Pour Alexis Lévrier, historien des médias, il est évident que derrière ce rachat, « il y a une volonté de former des étudiants qui correspondront à l’orientation idéologique de ces médias ». « Dans le cas de Vincent Bolloré surtout, c’est évident qu’il y a la tentation de faire en sorte que le journalisme oublie la prise en compte du réel, oublie le travail sur les faits et se mette au service de l’idéologie », analyse-t-il.
Cette prise en main est une occasion de plus pour ces « milliardaires qui ont un projet politique assumé » de dégrader l’image des écoles reconnues. « En permanence, chez Pascal Praud [animateur sur la chaine CNews détenue par Vincent Bolloré, NDLR] par exemple, il y a déjà des discours hostiles à ces écoles de journalisme, notamment à l’ESJ Lille qui est la plus connue, où on prétend qu’il s’agit d’une formation de « gauchistes », de « wokes » et que ça gangrènerait ensuite toute la profession », explique Alexis Lévrier, qui évoque aussi l’Institut libre de Journalisme.
École non reconnue
Fondé en 2018, cet établissement entretient des liens serrés avec plusieurs réseaux politiques et médiatiques de la droite conservatrice française, dont le groupe de Vincent Bolloré et les médias du milliardaire catholique conservateur Pierre-Edouard Stérin, selon une enquête du Monde.

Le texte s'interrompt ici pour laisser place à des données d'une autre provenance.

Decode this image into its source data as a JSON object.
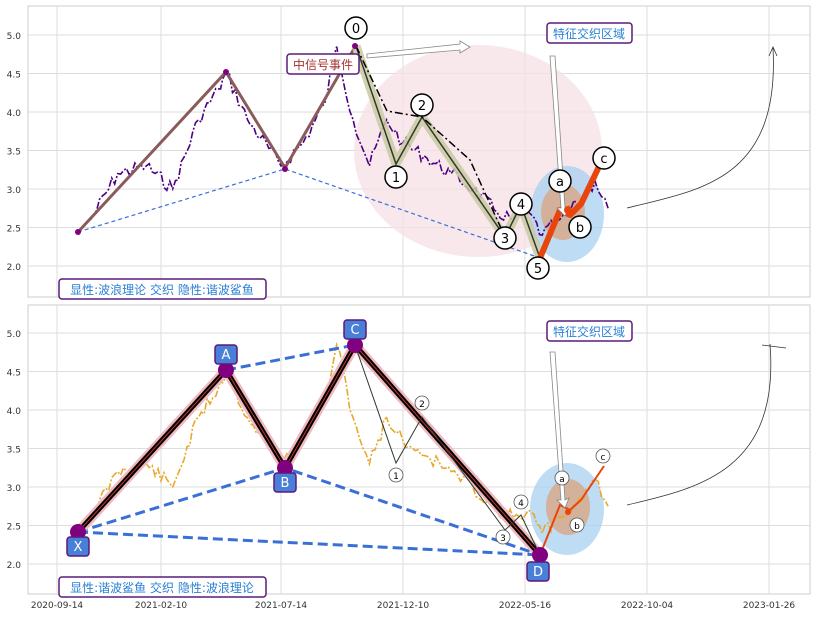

Aujourd’hui, plusieurs de ses anciens étudiants, dont certains ont milité dans des organisations de droite radicale, ont été embauchés dans différents médias. Selon l’enquête du Monde, 45% ont été recrutés par des groupes affiliés à l’extrême droite.
Toutefois, il faut tempérer l’impact de cette annonce car si l’ESJ Paris peut se vanter d’être « la plus ancienne école de journalisme du monde », elle ne figure pas parmi les 14 écoles reconnues par la profession. « Elles vont continuer, elles, à faire une formation de qualité, à apprendre les valeurs du journalisme, la déontologie de la presse loin de tout engagement politique. C’est le jour où ces écoles-là seront reprises par les actionnaires qu’il faudra vraiment s’inquiéter », conclut M. Lévrier.
De plus, outre les milliardaires conservateurs, il y a quatre ou cinq autres grands actionnaires « dont le groupe Bayard qui, lui, n’a pas cette habitude-là », commente Alexis Lévrier qui s’étonne d’ailleurs de voir le propriétaire de La Croix aux côtés de celui de CNews. Selon une source proche du dossier citée par Le Monde, c’est justement car Vincent Bolloré aurait été un des premiers à rejoindre le consortium de rachat de l’ESJ que l’opportunité a été élargie à Rodolphe Saadé, Vincent Montagne ou encore Bayard Presse. « Pour éviter une emprise trop forte du milliardaire conservateur ».